Um dos casos recentes é o de um lobo-guará resgatado em Pedreira (SP), em dezembro. O animal estava debilitado e com sarna. Ele passou por cirurgia e tratamento intensivo.
Segundo o veterinário Lucas Pereira de Jesus, a aproximação dos animais silvestres das áreas urbanas favorece o avanço da doença.
Equipes usam armadilhas fotográficas para identificar animais contaminados. Os principais sinais da sarna são queda de pelos e dificuldade para andar.
Depois do resgate, os animais ficam em quarentena para evitar a transmissão da doença a outros atendidos.
O lobo-guará de Pedreira é considerado um caso de sucesso. Ele passa por exames antes da última etapa da reabilitação.

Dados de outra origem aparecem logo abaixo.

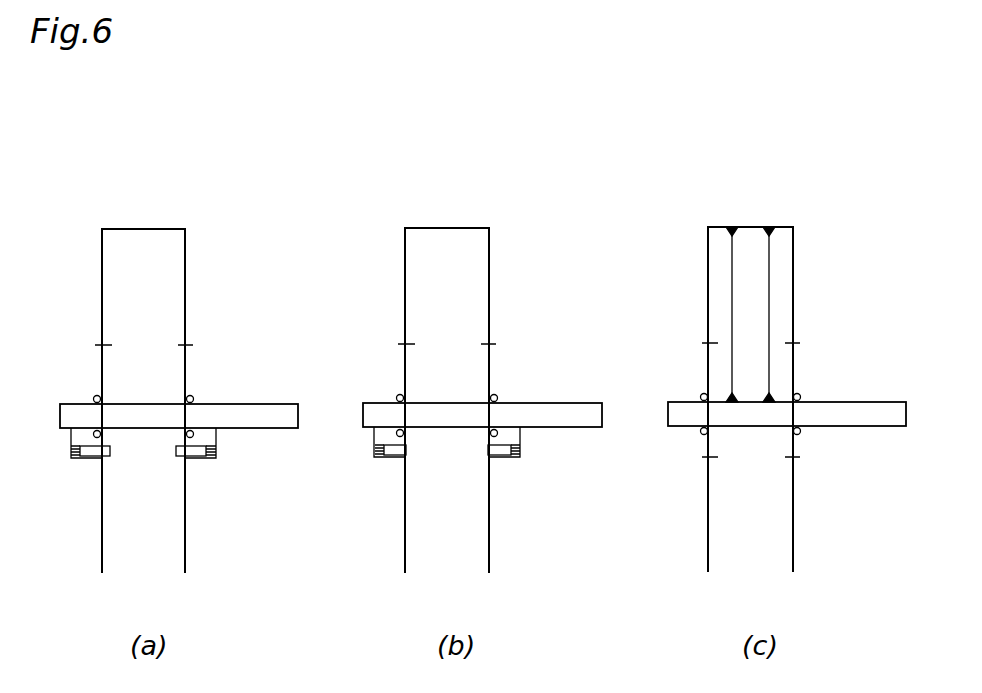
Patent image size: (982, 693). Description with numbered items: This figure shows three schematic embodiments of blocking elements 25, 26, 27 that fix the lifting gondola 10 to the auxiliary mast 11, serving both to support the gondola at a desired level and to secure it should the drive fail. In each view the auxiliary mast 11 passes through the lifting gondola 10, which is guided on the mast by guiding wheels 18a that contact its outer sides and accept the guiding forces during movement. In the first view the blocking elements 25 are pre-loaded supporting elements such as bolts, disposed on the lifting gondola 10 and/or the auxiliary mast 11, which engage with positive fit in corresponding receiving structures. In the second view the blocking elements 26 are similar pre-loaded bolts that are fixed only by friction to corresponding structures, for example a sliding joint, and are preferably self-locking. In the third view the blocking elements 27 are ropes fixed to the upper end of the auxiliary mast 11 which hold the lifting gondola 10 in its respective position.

The auxiliary mast 11 is at (188, 266).
The lifting gondola 10 is at (285, 420).
The guiding wheels 18a is at (193, 396).
The blocking elements 25 is at (199, 458).
The blocking elements 26 is at (502, 453).
The blocking elements 27 is at (770, 368).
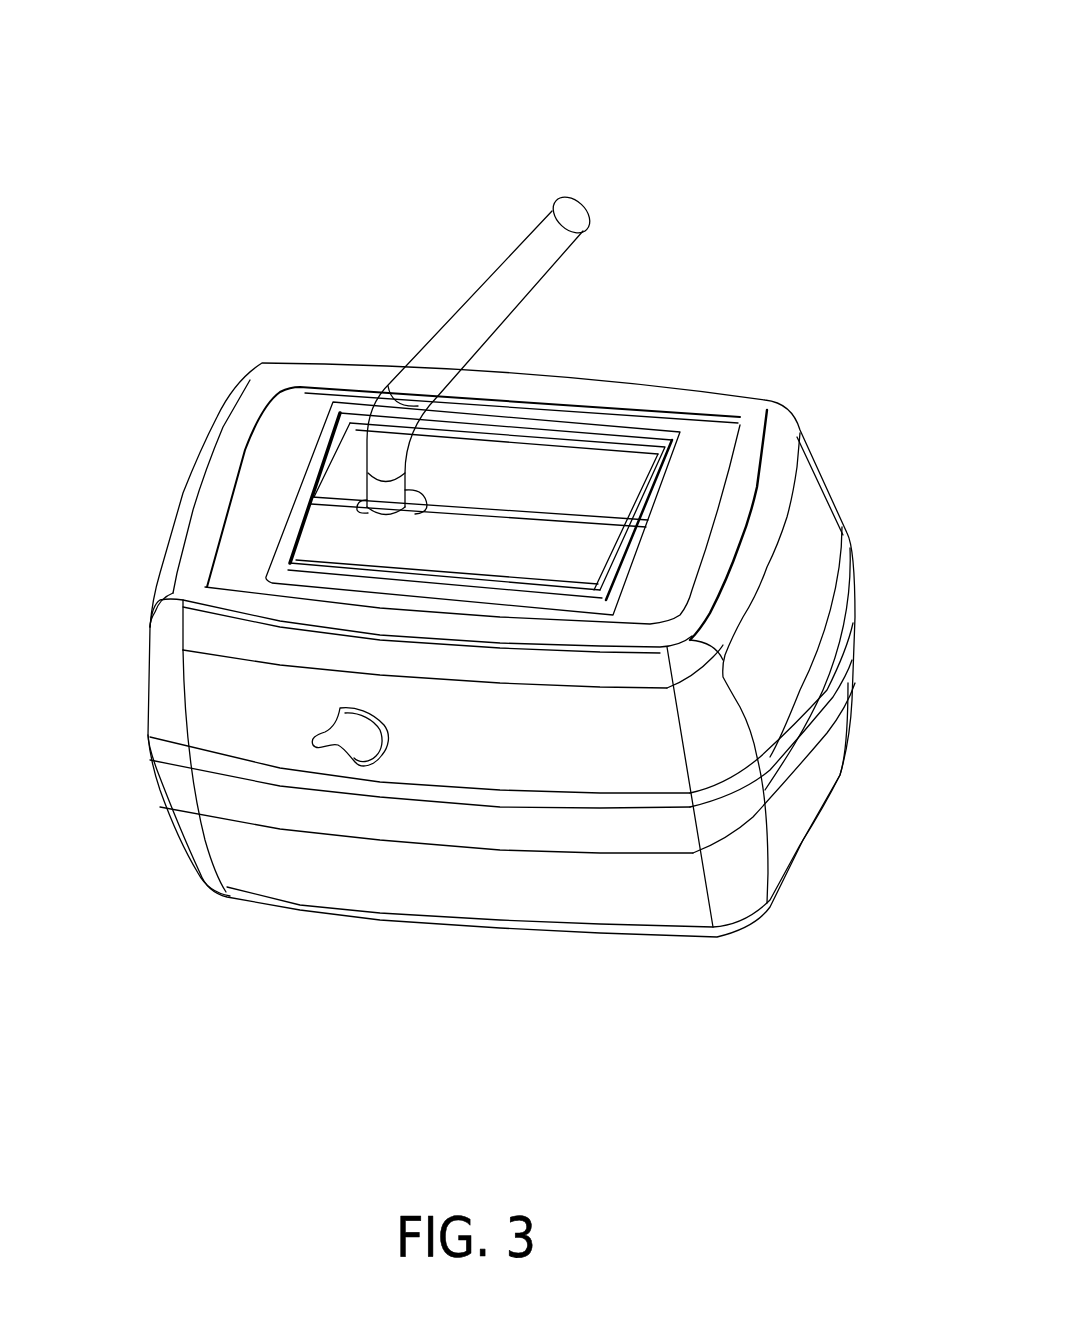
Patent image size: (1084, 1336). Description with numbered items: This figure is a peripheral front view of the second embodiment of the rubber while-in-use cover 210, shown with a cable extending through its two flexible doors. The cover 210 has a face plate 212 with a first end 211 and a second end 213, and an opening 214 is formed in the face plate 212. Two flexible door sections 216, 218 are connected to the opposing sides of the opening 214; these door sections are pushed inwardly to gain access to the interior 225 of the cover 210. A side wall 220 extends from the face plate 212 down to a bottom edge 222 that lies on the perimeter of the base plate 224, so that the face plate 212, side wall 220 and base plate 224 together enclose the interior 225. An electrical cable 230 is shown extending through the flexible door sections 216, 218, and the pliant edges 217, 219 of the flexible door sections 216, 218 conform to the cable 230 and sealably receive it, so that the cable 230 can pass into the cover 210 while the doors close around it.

The cover 210 is at (397, 234).
The first end 211 is at (250, 520).
The face plate 212 is at (703, 487).
The second end 213 is at (675, 550).
The opening 214 is at (627, 437).
The flexible door section 216 is at (564, 488).
The pliant edge 217 is at (427, 500).
The flexible door section 218 is at (523, 568).
The pliant edge 219 is at (368, 505).
The side wall 220 is at (777, 680).
The bottom edge 222 is at (542, 928).
The base plate 224 is at (240, 900).
The interior 225 is at (337, 755).
The electrical cable 230 is at (513, 247).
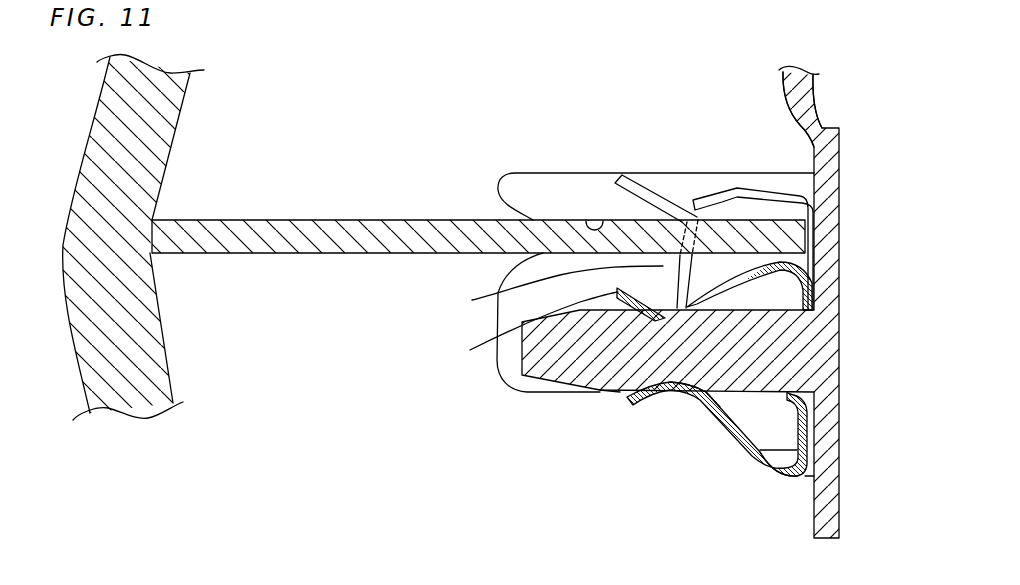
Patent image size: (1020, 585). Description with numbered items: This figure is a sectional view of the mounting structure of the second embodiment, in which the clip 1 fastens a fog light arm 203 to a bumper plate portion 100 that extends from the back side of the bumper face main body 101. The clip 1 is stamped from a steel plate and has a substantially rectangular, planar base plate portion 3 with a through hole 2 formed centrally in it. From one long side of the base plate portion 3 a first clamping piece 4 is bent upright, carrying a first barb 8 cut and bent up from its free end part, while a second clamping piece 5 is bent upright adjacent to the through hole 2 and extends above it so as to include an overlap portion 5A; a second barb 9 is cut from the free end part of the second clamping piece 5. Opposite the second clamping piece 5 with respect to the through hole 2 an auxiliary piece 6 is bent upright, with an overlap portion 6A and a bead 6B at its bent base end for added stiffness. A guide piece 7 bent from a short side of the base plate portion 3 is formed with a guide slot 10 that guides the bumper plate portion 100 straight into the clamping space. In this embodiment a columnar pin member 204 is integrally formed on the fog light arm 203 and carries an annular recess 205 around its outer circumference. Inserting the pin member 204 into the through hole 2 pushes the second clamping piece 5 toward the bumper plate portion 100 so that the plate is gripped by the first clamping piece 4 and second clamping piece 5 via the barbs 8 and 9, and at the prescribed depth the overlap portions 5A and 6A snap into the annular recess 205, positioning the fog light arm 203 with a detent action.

Segundo os veterinários, o trabalho em equipe e o uso da tecnologia foram essenciais para a recuperação.
Após o tratamento, os animais vão para áreas de adaptação gradual, onde recebem estímulos para voltar à natureza.
O lobo-guará está ameaçado de extinção e é essencial para o equilíbrio ambiental. Conhecido como “semeador da natureza”, ajuda na regeneração do cerrado ao espalhar sementes pelas fezes.
Especialistas alertam que o avanço de doenças urbanas sobre áreas de mata torna o combate à sarna em animais silvestres cada vez mais urgente.